I first saw the triage nurse, who told me to go out in the hall and stand outside Door A. This rolled up revealing a passably modern x-ray room. Within minutes, I was looking at my digital x-rays with the emergency physician.
No one in the ED spoke enough English to give me more than very general information. However, the doctor did manage to get across that my wrist was fractured, and that he couldn't determine from the x-ray whether it needed surgery. Then he told me that because it was Sunday, I would need to come back to the hospital the next day and get a CT scan.
This was the only point in the whole experience when I really wished I were home in America. Returning to this hospital seemed like an impossible task without my own car. I also wondered what would happen if someone came in with a stroke or other life-threatening emergency. (I imagine they have a technician on call for those cases, but I really don't know for sure.)
While the delay was an inconvenience, the ED staff did what they could to help. Because I was headed to Venice in three days, the doctor wrote me a special order so I could get a scan right away in the morning, which I appreciated.

The ED … Again

When I returned (by public bus) the next morning, I found the hospital and ED transformed. The place was totally packed, and the halls were lined with very sick-looking patients on gurneys. I figured that I was now going to learn about the "long wait" part of socialized healthcare.
I was wrong. After I located the radiology department, my CT scan was done in about 45 minutes. Back in the ED, I waited only about 30 minutes before being ordered to stand in front of Room E with four other patients.
The area in front of the door served as an internal waiting room. From here, a nurse called us into the "ambulatory room" one by one. After being seen, some patients were sent to stand in front of other doors (I presume for x-rays and procedures). At first, I found the stand-in-front-of-a-door system a little strange and impersonal, but it turned out to be pretty efficient.
When I was finally called into Room E, everything went well.
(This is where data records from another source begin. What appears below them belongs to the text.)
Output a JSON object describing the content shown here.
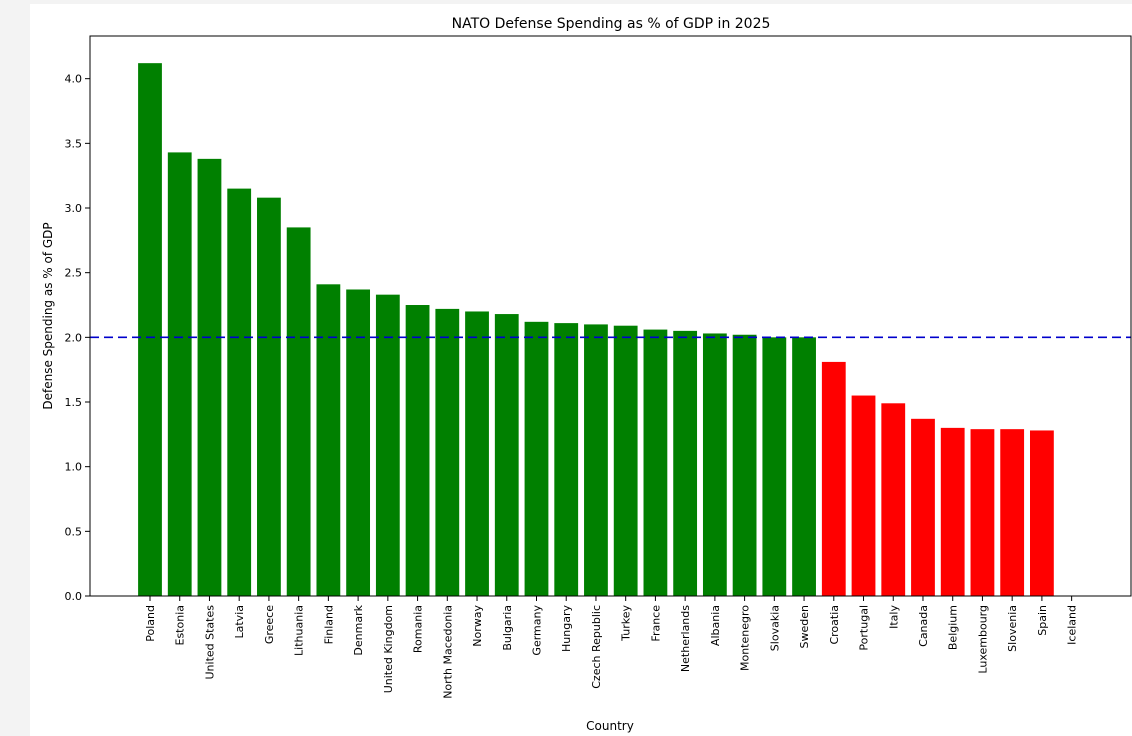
{
  "chart_data": {
    "type": "bar",
    "title": "NATO Defense Spending as % of GDP in 2025",
    "xlabel": "Country",
    "ylabel": "Defense Spending as % of GDP",
    "ylim": [
      0,
      4.33
    ],
    "yticks": [
      "0.0",
      "0.5",
      "1.0",
      "1.5",
      "2.0",
      "2.5",
      "3.0",
      "3.5",
      "4.0"
    ],
    "threshold": 2.0,
    "grid": false,
    "colors": {
      "above": "#008000",
      "below": "#ff0000",
      "threshold": "#0000cc"
    },
    "categories": [
      "Poland",
      "Estonia",
      "United States",
      "Latvia",
      "Greece",
      "Lithuania",
      "Finland",
      "Denmark",
      "United Kingdom",
      "Romania",
      "North Macedonia",
      "Norway",
      "Bulgaria",
      "Germany",
      "Hungary",
      "Czech Republic",
      "Turkey",
      "France",
      "Netherlands",
      "Albania",
      "Montenegro",
      "Slovakia",
      "Sweden",
      "Croatia",
      "Portugal",
      "Italy",
      "Canada",
      "Belgium",
      "Luxembourg",
      "Slovenia",
      "Spain",
      "Iceland"
    ],
    "values": [
      4.12,
      3.43,
      3.38,
      3.15,
      3.08,
      2.85,
      2.41,
      2.37,
      2.33,
      2.25,
      2.22,
      2.2,
      2.18,
      2.12,
      2.11,
      2.1,
      2.09,
      2.06,
      2.05,
      2.03,
      2.02,
      2.0,
      2.0,
      1.81,
      1.55,
      1.49,
      1.37,
      1.3,
      1.29,
      1.29,
      1.28,
      0.0
    ]
  }
}
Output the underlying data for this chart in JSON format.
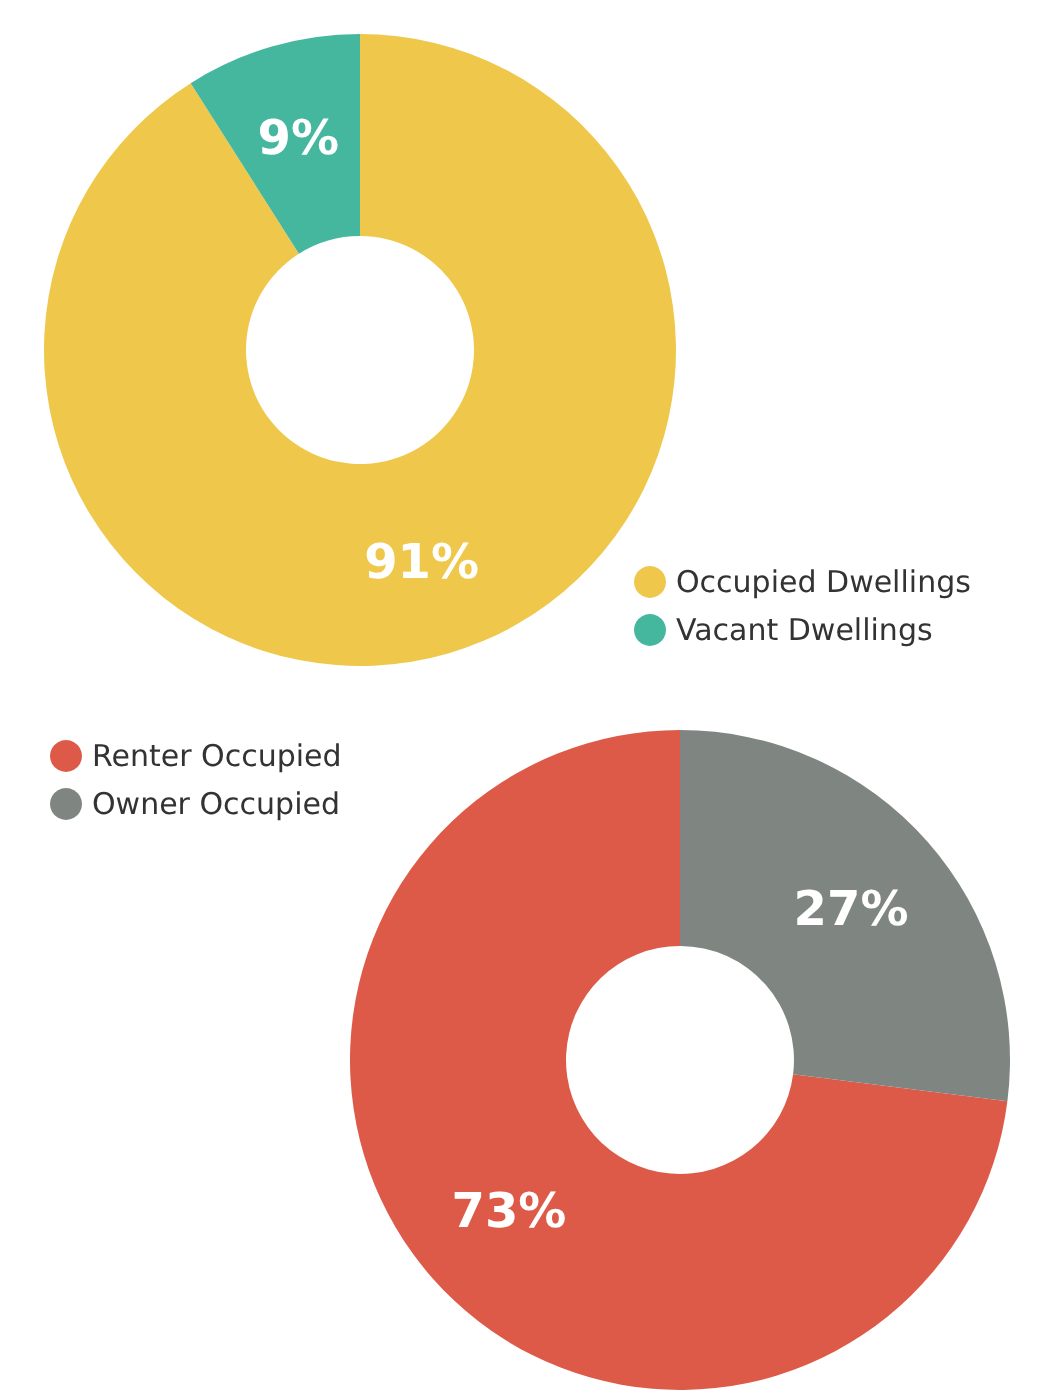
{
  "chart_data": [
    {
      "type": "donut",
      "categories": [
        "Occupied Dwellings",
        "Vacant Dwellings"
      ],
      "values": [
        91,
        9
      ],
      "value_labels": [
        "91%",
        "9%"
      ],
      "colors": [
        "#efc84b",
        "#45b79f"
      ],
      "legend": "bottom right"
    },
    {
      "type": "donut",
      "categories": [
        "Renter Occupied",
        "Owner Occupied"
      ],
      "values": [
        73,
        27
      ],
      "value_labels": [
        "73%",
        "27%"
      ],
      "colors": [
        "#de5a48",
        "#7f8580"
      ],
      "legend": "top left"
    }
  ]
}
After a brief battle with the EMR, the emergency physician pulled up my CT scan and told me no surgery would be necessary. I was totally relieved, — and grateful to the ED staff who had worked together to handle my case quickly.

Could Public Healthcare Work for America?

Overall, I was left with a pretty positive view of the Italian health system. The highlights, in my opinion:
  • My longest ED visit was just over two hours, which seems on par with American wait times.
  • The physicians and staff defied all negative stereotypes of public employees. They were friendly, sensitive to my situation and provided good customer service.
  • The care quality seemed comparable to the States (though slightly less thorough).
  • The facilities and equipment weren't gleaming or new, but they were sufficient to get the job done.
  • There was definite attention to efficiency and moving patients quickly through the ED.
I think if the United States ever adopted a system like Italy's, the hardest part would be convincing people to wait for non-emergent care. I'll admit that waiting overnight for a CT scan didn't sit well with me! On the other hand, there was no real harm in waiting a day, and reducing staffing on Sundays probably saves the system (and the public) money.
The best part of the Italian health system was the bill. To my utter shock, an ambulance ride, two ED visits, an x-ray and a CT scan cost me 271 Euros, or just under $300.
"Do I pay now?" I asked the cashier.
"No," she said, handing me the bill. "Just give this to your insurance."
It was like the hospital didn't really care about getting paid. Talk about a cultural difference.